Gerrard happy with table-toppers despite Ibrox stalemate
The Rangers boss says his players are disappointed not to have beaten Spartak.
Rangers boss Steven Gerrard has said that his side have a lot of hard work ahead but he's more than satisfied to be topping their Europa League group.
The Ibrox side drew 0-0 at home to Spartak Moscow but were frustrated not to have capitalised on a number of good chances against the Russian side. The draw sees them level with Villarreal in the group but top on head-to-head having drawn in Spain on matchday one.
Gerrard said that had he been told he could be in that position when he arrived at Rangers in June, he would have gladly taken it, and then pointed out that the players' annoyance at not having been two points clear was a mark of how far they had come.
"The players are disappointed that they haven't taken maximum points," he said. "That's a positive for me. It does show how far we've come.
"We can't expect to win every single game. We can't expect to just blow teams away, especially teams of that calibre. They've made a change because they have standards and they expect to win and be consistent. It's because they've got big players who cost a lot of money and maybe haven't been hitting it off.
"I said before the game we had huge respect for Spartak. For us to dominate most of the game is very pleasing for me as a manager but we go away frustrated we didn't take maximum points because we wanted control of the group before we went away.
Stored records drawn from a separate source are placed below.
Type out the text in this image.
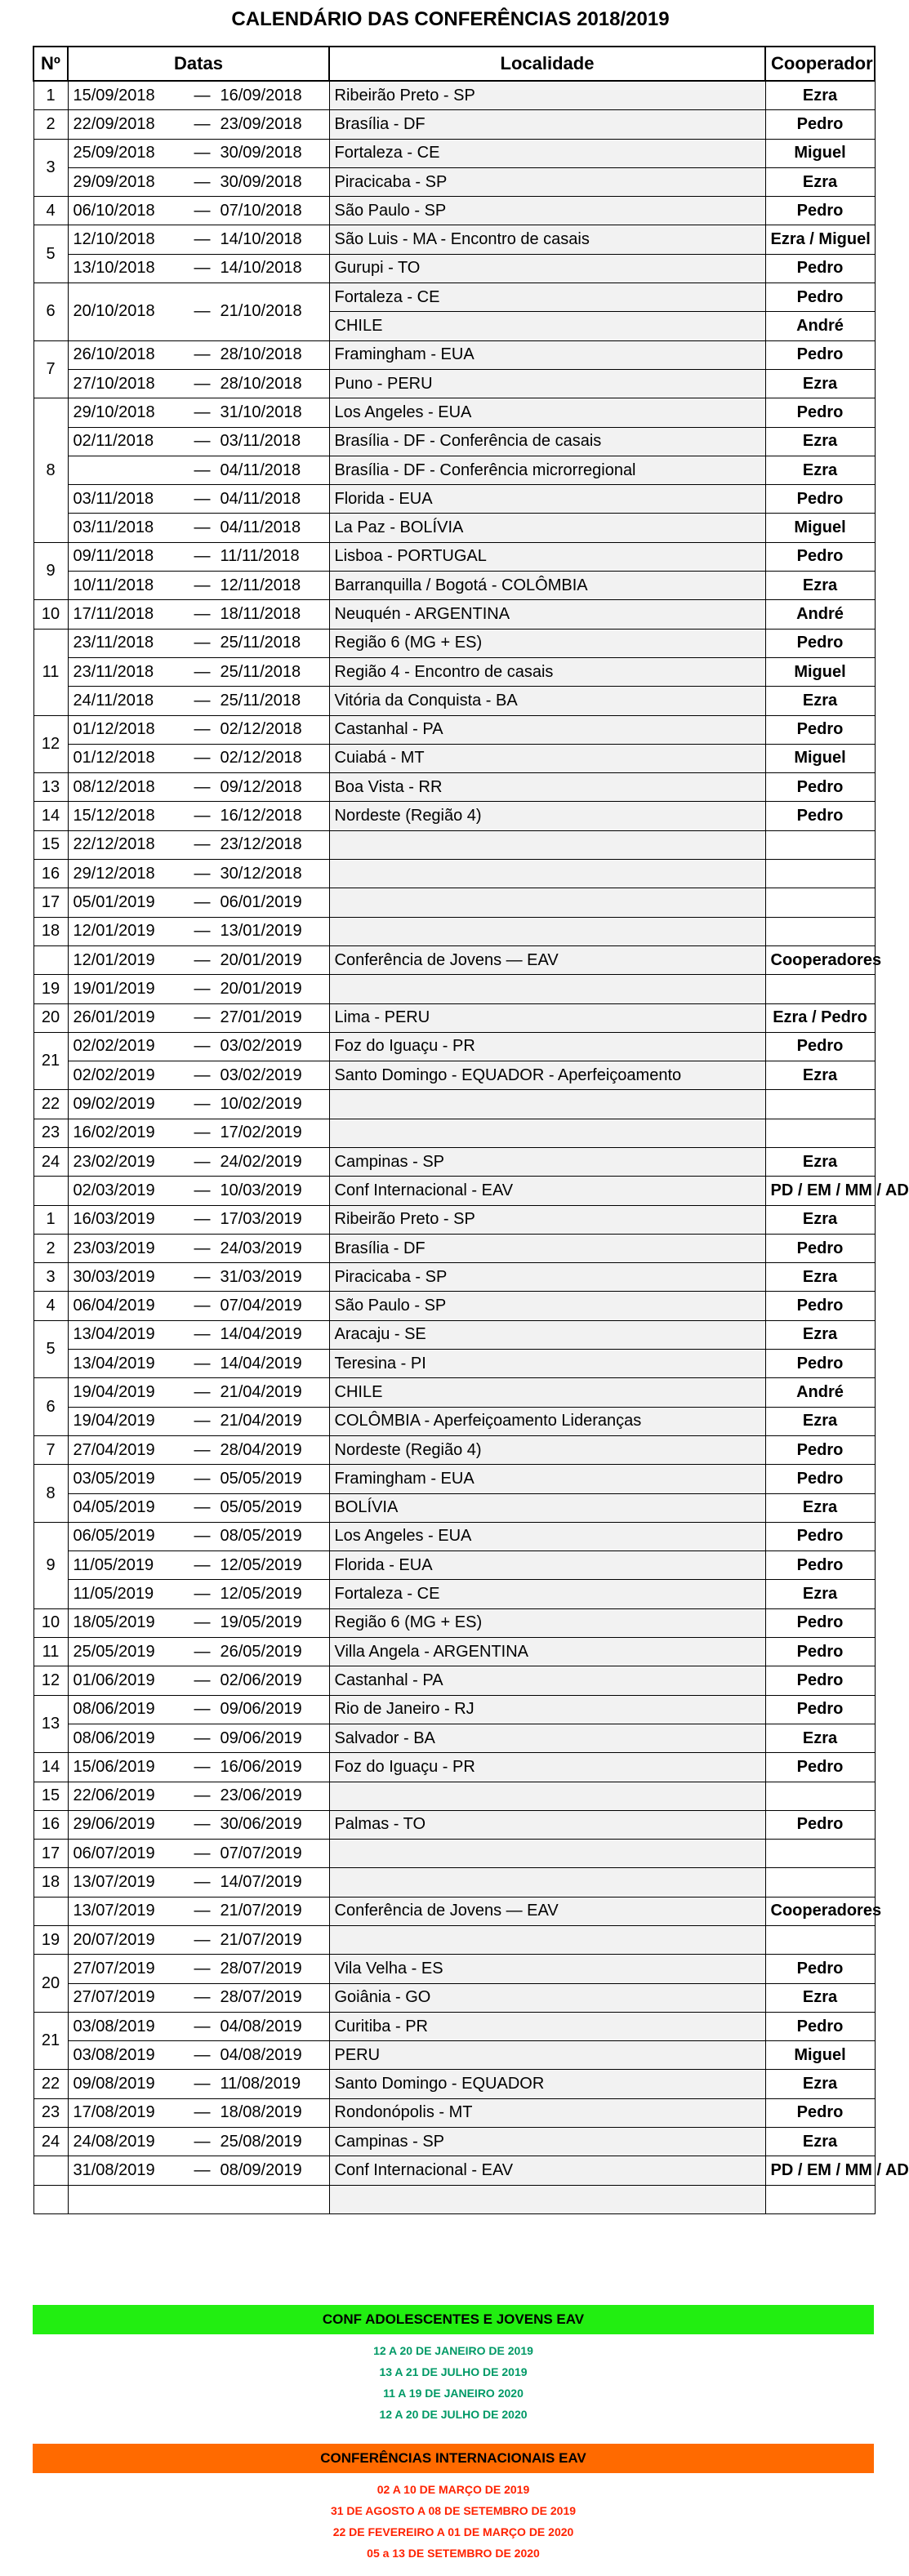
CALENDÁRIO DAS CONFERÊNCIAS 2018/2019
Nº	Datas	Localidade	Cooperador
1	15/09/2018 — 16/09/2018	Ribeirão Preto - SP	Ezra
2	22/09/2018 — 23/09/2018	Brasília - DF	Pedro
3	25/09/2018 — 30/09/2018	Fortaleza - CE	Miguel
	29/09/2018 — 30/09/2018	Piracicaba - SP	Ezra
4	06/10/2018 — 07/10/2018	São Paulo - SP	Pedro
5	12/10/2018 — 14/10/2018	São Luis - MA - Encontro de casais	Ezra / Miguel
	13/10/2018 — 14/10/2018	Gurupi - TO	Pedro
6	20/10/2018 — 21/10/2018	Fortaleza - CE	Pedro
		CHILE	André
7	26/10/2018 — 28/10/2018	Framingham - EUA	Pedro
	27/10/2018 — 28/10/2018	Puno - PERU	Ezra
8	29/10/2018 — 31/10/2018	Los Angeles - EUA	Pedro
	02/11/2018 — 03/11/2018	Brasília - DF - Conferência de casais	Ezra
	— 04/11/2018	Brasília - DF - Conferência microrregional	Ezra
	03/11/2018 — 04/11/2018	Florida - EUA	Pedro
	03/11/2018 — 04/11/2018	La Paz - BOLÍVIA	Miguel
9	09/11/2018 — 11/11/2018	Lisboa - PORTUGAL	Pedro
	10/11/2018 — 12/11/2018	Barranquilla / Bogotá - COLÔMBIA	Ezra
10	17/11/2018 — 18/11/2018	Neuquén - ARGENTINA	André
11	23/11/2018 — 25/11/2018	Região 6 (MG + ES)	Pedro
	23/11/2018 — 25/11/2018	Região 4 - Encontro de casais	Miguel
	24/11/2018 — 25/11/2018	Vitória da Conquista - BA	Ezra
12	01/12/2018 — 02/12/2018	Castanhal - PA	Pedro
	01/12/2018 — 02/12/2018	Cuiabá - MT	Miguel
13	08/12/2018 — 09/12/2018	Boa Vista - RR	Pedro
14	15/12/2018 — 16/12/2018	Nordeste (Região 4)	Pedro
15	22/12/2018 — 23/12/2018		
16	29/12/2018 — 30/12/2018		
17	05/01/2019 — 06/01/2019		
18	12/01/2019 — 13/01/2019		
	12/01/2019 — 20/01/2019	Conferência de Jovens — EAV	Cooperadores
19	19/01/2019 — 20/01/2019		
20	26/01/2019 — 27/01/2019	Lima - PERU	Ezra / Pedro
21	02/02/2019 — 03/02/2019	Foz do Iguaçu - PR	Pedro
	02/02/2019 — 03/02/2019	Santo Domingo - EQUADOR - Aperfeiçoamento	Ezra
22	09/02/2019 — 10/02/2019		
23	16/02/2019 — 17/02/2019		
24	23/02/2019 — 24/02/2019	Campinas - SP	Ezra
	02/03/2019 — 10/03/2019	Conf Internacional - EAV	PD / EM / MM / AD
1	16/03/2019 — 17/03/2019	Ribeirão Preto - SP	Ezra
2	23/03/2019 — 24/03/2019	Brasília - DF	Pedro
3	30/03/2019 — 31/03/2019	Piracicaba - SP	Ezra
4	06/04/2019 — 07/04/2019	São Paulo - SP	Pedro
5	13/04/2019 — 14/04/2019	Aracaju - SE	Ezra
	13/04/2019 — 14/04/2019	Teresina - PI	Pedro
6	19/04/2019 — 21/04/2019	CHILE	André
	19/04/2019 — 21/04/2019	COLÔMBIA - Aperfeiçoamento Lideranças	Ezra
7	27/04/2019 — 28/04/2019	Nordeste (Região 4)	Pedro
8	03/05/2019 — 05/05/2019	Framingham - EUA	Pedro
	04/05/2019 — 05/05/2019	BOLÍVIA	Ezra
9	06/05/2019 — 08/05/2019	Los Angeles - EUA	Pedro
	11/05/2019 — 12/05/2019	Florida - EUA	Pedro
	11/05/2019 — 12/05/2019	Fortaleza - CE	Ezra
10	18/05/2019 — 19/05/2019	Região 6 (MG + ES)	Pedro
11	25/05/2019 — 26/05/2019	Villa Angela - ARGENTINA	Pedro
12	01/06/2019 — 02/06/2019	Castanhal - PA	Pedro
13	08/06/2019 — 09/06/2019	Rio de Janeiro - RJ	Pedro
	08/06/2019 — 09/06/2019	Salvador - BA	Ezra
14	15/06/2019 — 16/06/2019	Foz do Iguaçu - PR	Pedro
15	22/06/2019 — 23/06/2019		
16	29/06/2019 — 30/06/2019	Palmas - TO	Pedro
17	06/07/2019 — 07/07/2019		
18	13/07/2019 — 14/07/2019		
	13/07/2019 — 21/07/2019	Conferência de Jovens — EAV	Cooperadores
19	20/07/2019 — 21/07/2019		
20	27/07/2019 — 28/07/2019	Vila Velha - ES	Pedro
	27/07/2019 — 28/07/2019	Goiânia - GO	Ezra
21	03/08/2019 — 04/08/2019	Curitiba - PR	Pedro
	03/08/2019 — 04/08/2019	PERU	Miguel
22	09/08/2019 — 11/08/2019	Santo Domingo - EQUADOR	Ezra
23	17/08/2019 — 18/08/2019	Rondonópolis - MT	Pedro
24	24/08/2019 — 25/08/2019	Campinas - SP	Ezra
	31/08/2019 — 08/09/2019	Conf Internacional - EAV	PD / EM / MM / AD

CONF ADOLESCENTES E JOVENS EAV
12 A 20 DE JANEIRO DE 2019
13 A 21 DE JULHO DE 2019
11 A 19 DE JANEIRO 2020
12 A 20 DE JULHO DE 2020
CONFERÊNCIAS INTERNACIONAIS EAV
02 A 10 DE MARÇO DE 2019
31 DE AGOSTO A 08 DE SETEMBRO DE 2019
22 DE FEVEREIRO A 01 DE MARÇO DE 2020
05 a 13 DE SETEMBRO DE 2020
"Well, I would certainly have signed up for being top of the group at this stage. I would have signed up for that on day one. We've got five points alongside Villarreal. There's three games to go so a lot of hard work and a lot of challenges ahead.
"The job's become a little more difficult because we never got that breakthrough tonight. I understand that. But there's still loads of football to play and some really big games. I'm really excited looking forward."
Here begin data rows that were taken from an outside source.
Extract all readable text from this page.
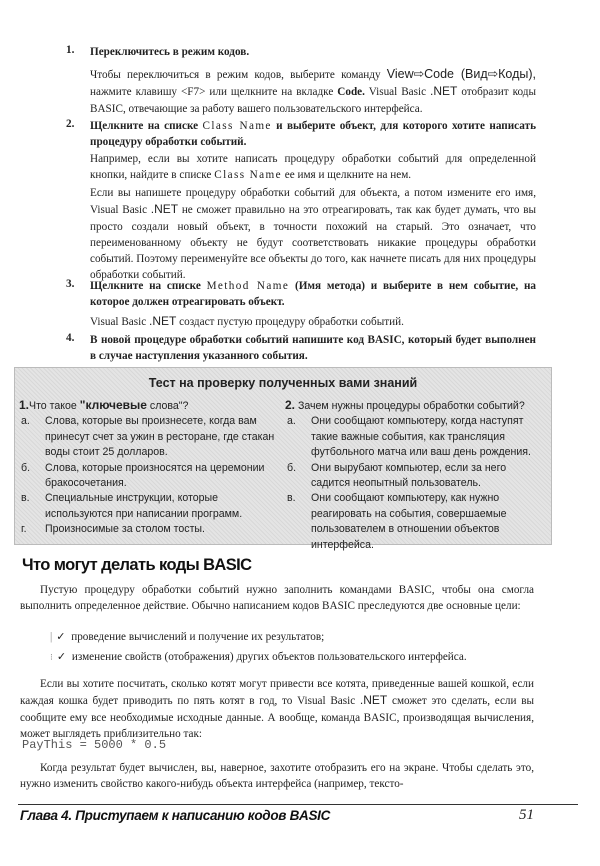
1. Переключитесь в режим кодов.
Чтобы переключиться в режим кодов, выберите команду View⇨Code (Вид⇨Коды), нажмите клавишу <F7> или щелкните на вкладке Code. Visual Basic .NET отобразит коды BASIC, отвечающие за работу вашего пользовательского интерфейса.
2. Щелкните на списке Class Name и выберите объект, для которого хотите написать процедуру обработки событий.
Например, если вы хотите написать процедуру обработки событий для определенной кнопки, найдите в списке Class Name ее имя и щелкните на нем.
Если вы напишете процедуру обработки событий для объекта, а потом измените его имя, Visual Basic .NET не сможет правильно на это отреагировать, так как будет думать, что вы просто создали новый объект, в точности похожий на старый. Это означает, что переименованному объекту не будут соответствовать никакие процедуры обработки событий. Поэтому переименуйте все объекты до того, как начнете писать для них процедуры обработки событий.
3. Щелкните на списке Method Name (Имя метода) и выберите в нем событие, на которое должен отреагировать объект.
Visual Basic .NET создаст пустую процедуру обработки событий.
4. В новой процедуре обработки событий напишите код BASIC, который будет выполнен в случае наступления указанного события.
Тест на проверку полученных вами знаний
1.Что такое "ключевые слова"?
а. Слова, которые вы произнесете, когда вам принесут счет за ужин в ресторане, где стакан воды стоит 25 долларов.
б. Слова, которые произносятся на церемонии бракосочетания.
в. Специальные инструкции, которые используются при написании программ.
г. Произносимые за столом тосты.
2. Зачем нужны процедуры обработки событий?
а. Они сообщают компьютеру, когда наступят такие важные события, как трансляция футбольного матча или ваш день рождения.
б. Они вырубают компьютер, если за него садится неопытный пользователь.
в. Они сообщают компьютеру, как нужно реагировать на события, совершаемые пользователем в отношении объектов интерфейса.
Что могут делать коды BASIC
Пустую процедуру обработки событий нужно заполнить командами BASIC, чтобы она смогла выполнить определенное действие. Обычно написанием кодов BASIC преследуются две основные цели:
| ✓ проведение вычислений и получение их результатов;
⁝ ✓ изменение свойств (отображения) других объектов пользовательского интерфейса.
Если вы хотите посчитать, сколько котят могут привести все котята, приведенные вашей кошкой, если каждая кошка будет приводить по пять котят в год, то Visual Basic .NET сможет это сделать, если вы сообщите ему все необходимые исходные данные. А вообще, команда BASIC, производящая вычисления, может выглядеть приблизительно так:
PayThis = 5000 * 0.5
Когда результат будет вычислен, вы, наверное, захотите отобразить его на экране. Чтобы сделать это, нужно изменить свойство какого-нибудь объекта интерфейса (например, тексто-
Глава 4. Приступаем к написанию кодов BASIC	51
Rangers created a number of opportunites to open the scoring, with Alfredo Morelos, Daniel Candeias and James Tavernier all having chances before Eros Grezda blazed a shot over the bar just on final whistle. Gerrard was happy with the chances created but frustrated that they couldn't find the cutting edge to settle the game.
"Just that final bit of magic or last bit of quality [was missing]," he said. "I think we did enough to marginally win the game, maybe, but I thought we played very well for the first 45 minutes.
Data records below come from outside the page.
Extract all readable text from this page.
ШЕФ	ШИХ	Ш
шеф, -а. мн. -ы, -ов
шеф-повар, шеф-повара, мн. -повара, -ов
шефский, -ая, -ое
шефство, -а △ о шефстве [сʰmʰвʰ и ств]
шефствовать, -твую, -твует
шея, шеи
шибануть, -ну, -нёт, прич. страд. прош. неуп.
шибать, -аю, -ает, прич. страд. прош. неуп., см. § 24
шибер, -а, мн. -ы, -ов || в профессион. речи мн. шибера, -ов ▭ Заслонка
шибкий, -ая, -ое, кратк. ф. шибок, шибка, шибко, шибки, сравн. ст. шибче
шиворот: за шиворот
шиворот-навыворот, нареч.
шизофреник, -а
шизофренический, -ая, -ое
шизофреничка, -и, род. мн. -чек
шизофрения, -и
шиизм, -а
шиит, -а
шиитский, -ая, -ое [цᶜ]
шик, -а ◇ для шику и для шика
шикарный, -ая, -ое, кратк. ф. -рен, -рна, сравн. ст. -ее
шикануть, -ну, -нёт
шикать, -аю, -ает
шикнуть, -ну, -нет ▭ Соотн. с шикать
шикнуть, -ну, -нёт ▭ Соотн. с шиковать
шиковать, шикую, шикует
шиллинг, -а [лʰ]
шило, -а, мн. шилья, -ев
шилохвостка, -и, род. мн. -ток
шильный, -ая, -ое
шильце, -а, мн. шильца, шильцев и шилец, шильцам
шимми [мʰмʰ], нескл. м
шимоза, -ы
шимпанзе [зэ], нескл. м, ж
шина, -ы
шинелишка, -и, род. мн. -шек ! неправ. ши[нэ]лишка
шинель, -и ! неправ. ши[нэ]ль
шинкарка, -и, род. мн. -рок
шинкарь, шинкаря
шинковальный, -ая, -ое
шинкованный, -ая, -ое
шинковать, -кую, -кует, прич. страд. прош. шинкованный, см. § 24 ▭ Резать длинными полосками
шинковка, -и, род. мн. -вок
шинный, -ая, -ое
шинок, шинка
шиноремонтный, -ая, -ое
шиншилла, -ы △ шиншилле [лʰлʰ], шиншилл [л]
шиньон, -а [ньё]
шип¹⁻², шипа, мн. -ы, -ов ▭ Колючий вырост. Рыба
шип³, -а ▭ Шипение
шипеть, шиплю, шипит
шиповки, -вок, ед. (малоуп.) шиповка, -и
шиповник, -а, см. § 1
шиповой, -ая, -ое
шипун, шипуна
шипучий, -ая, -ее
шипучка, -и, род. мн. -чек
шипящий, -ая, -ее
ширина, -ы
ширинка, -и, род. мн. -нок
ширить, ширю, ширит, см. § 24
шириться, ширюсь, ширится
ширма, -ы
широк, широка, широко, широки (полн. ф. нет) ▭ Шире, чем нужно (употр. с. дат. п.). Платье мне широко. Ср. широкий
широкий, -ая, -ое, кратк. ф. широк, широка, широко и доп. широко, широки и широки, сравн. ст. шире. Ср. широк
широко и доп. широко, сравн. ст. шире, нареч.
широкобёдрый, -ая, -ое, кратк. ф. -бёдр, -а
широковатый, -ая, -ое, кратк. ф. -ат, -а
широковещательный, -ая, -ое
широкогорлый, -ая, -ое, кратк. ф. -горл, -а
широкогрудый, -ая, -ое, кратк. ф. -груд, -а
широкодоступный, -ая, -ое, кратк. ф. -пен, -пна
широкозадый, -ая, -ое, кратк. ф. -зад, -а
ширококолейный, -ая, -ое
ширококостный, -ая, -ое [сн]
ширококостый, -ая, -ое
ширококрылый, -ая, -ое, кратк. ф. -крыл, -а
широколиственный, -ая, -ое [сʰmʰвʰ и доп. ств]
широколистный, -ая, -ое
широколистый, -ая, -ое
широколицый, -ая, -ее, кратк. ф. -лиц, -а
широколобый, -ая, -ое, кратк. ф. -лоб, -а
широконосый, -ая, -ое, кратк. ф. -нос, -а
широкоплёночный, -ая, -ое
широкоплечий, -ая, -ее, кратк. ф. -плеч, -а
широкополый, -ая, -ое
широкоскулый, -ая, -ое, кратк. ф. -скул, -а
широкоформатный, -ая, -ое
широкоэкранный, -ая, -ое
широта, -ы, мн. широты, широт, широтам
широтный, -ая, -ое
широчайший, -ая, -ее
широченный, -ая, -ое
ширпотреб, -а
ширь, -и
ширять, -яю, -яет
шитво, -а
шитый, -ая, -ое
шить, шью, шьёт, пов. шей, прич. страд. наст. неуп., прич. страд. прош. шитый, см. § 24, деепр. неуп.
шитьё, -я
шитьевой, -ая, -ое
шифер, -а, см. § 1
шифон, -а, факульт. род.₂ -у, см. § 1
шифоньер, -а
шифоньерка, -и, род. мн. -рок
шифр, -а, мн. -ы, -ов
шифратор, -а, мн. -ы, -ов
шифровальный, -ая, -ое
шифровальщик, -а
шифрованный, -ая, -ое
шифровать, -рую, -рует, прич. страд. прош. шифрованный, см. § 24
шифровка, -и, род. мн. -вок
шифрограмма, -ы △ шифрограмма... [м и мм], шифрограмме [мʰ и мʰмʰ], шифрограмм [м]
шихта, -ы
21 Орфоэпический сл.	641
"We lost control for 10 or 15 minutes in the second half. We kept winning the ball back and then instead of making passes we gave it back. Then we came back strong into the game for the final part.
"We always felt our fitness, in the final stages, might be the difference. We said to them at half time it was about creating that moment that gets us that breakthrough. We created that moment but we just couldn't finish it off."